Google Cloud Dataproc, a Google Cloud service for running Apache Spark and Hadoop clusters, will be released for Kubernetes. The service ensures that users of Apache Spark and Hadoop don’t have to manage their infrastructure.

Cloud Dataprox will initially be launched as an alpha version on Kubernetes. The aim of the launch is for enterprise organisations to be able to run Apache Spark workloads on Google Kubernetes Engine Clusters. This means that Dataproc users can migrate their workloads to their own data centres, because GKE is almost universally available, through Google Anthos.

Unified management

Apache Spark workloads often run on Hadoop YARN clusters. Cloud Dataproc ensures that users can manage their clusters from a single overview.
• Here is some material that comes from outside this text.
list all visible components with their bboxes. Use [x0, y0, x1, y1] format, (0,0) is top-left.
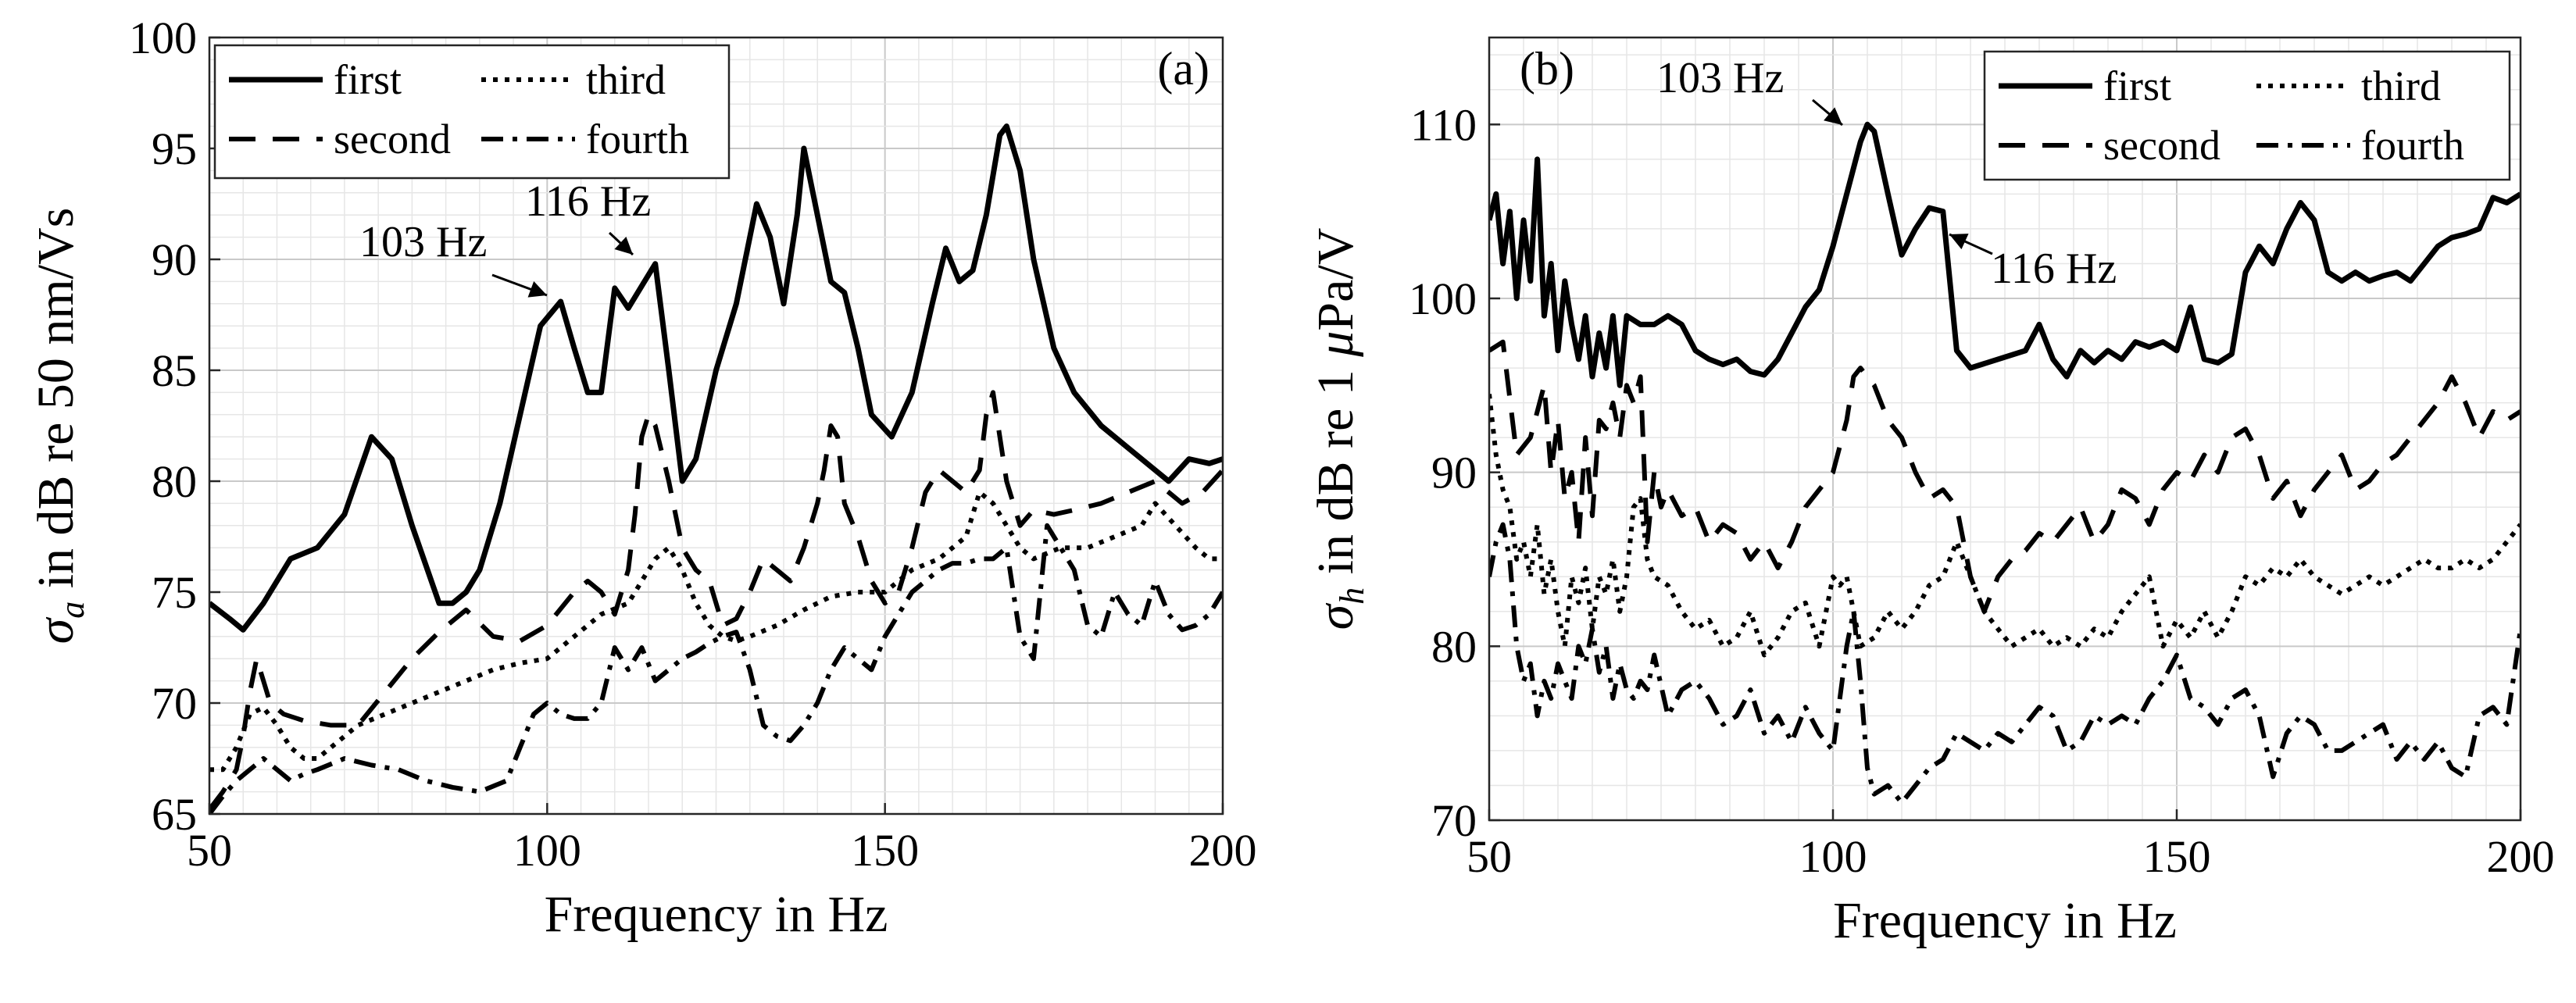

In this way, it is no longer necessary to use different cluster management systems. “Supporting both YARN and Kubernetes can bring your enterprise the needed flexibility to modernize certain hybrid workloads while continuing to monitor YARN-based workloads,” says Google.

Expansions in the long term

TechCrunch reports that the service so far only supports Apache Spark, but that Google also wants to support other open-source projects in the future. “Enterprises are increasingly looking for products and services that support data processing across multiple locations and platforms,” said Matt Aslett, research vice president at 451 Research. “The launch of Cloud Dataproc on Kubernetes is significant in that it provides customers with a single control plane for deploying and managing Apache Spark jobs on Google Kubernetes Engine in both public cloud and on-premises environments.” In short, the launch of Google Cloud Dataproc is a new step towards supporting the hybrid cloud.